Operational Consulting | CRE Asset Advisory | Career Coaching

Being Invaluable

When Abraham Lincoln spoke this now famous statement 150 years ago, was he intending it to be great business advice?

“I do the very best I know how – the very best I can; and I mean to keep doing so until the end. If the end brings me out all right, what is said against me won’t amount to anything. If the end brings me out wrong, ten angels swearing I was right would make no difference.”

When I coach people, regardless of age, gender, experience, or field, the subject of making themselves invaluable comes up quite often. And when it does I often think of this quote (which is framed and front and center on my desk.) If you want to be invaluable, if you want to be respected, sought after, known for your abilities and quality, and if you want to be the best person you can be in your personal life, you will want to incorporate this thinking into your life.

Here are 3 suggested ways to turn this into action:

  • The first, and most obvious is to always do your best. Don’t skimp or take short-cuts. They will be noticed.
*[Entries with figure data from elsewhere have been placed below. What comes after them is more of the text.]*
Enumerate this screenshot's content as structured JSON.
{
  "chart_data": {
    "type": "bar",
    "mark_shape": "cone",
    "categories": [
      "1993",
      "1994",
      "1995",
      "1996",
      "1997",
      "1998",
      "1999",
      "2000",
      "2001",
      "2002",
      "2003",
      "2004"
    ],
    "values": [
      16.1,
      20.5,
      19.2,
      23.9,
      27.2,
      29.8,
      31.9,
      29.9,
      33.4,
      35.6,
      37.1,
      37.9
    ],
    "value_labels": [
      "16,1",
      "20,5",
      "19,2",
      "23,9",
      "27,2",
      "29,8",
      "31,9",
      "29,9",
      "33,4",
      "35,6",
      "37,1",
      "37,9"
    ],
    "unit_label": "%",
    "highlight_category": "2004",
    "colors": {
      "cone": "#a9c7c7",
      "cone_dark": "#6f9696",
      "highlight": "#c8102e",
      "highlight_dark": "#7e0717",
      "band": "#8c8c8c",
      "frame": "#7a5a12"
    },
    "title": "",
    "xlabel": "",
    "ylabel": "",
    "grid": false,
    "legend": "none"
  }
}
You’ve all probably heard the saying “anything worth doing is worth doing right.” If you do your best, your work will speak for itself.
  • Rarely is it only the actual result that matters. Did you take initiative? Did you ask questions and think it all the way through? When faced with roadblocks, did you throw your hands up or find a way around? How you applied yourself, and the effort you put into what you did will speak volumes. Even if you fall short, your actions will be noticed and you will be viewed as trustworthy and invaluable.
  • Details do matter. Doing your very best means down to the details. You can create a fabulous piece of work, but if there are mistakes or typos, it will diminish the effectiveness and appearance of your work and cast doubt upon your qualifications. Leave time to check your work and turn in the best work product you can. If you turn in shoddy work, someone else has to expend energy fixing your mistakes which will not only frustrate them, but reflect poorly on you and likely cause them to seek more reliable help elsewhere.

And as Lincoln said, if your efforts prove to be right, then the naysayers will be discounted and proven wrong in their opinion of you. But if your efforts prove to be wrong, you will at least have earned the respect you deserve for the effort you put in. And you can hold your head up high knowing that people will trust your efforts and find you invaluable in building their team.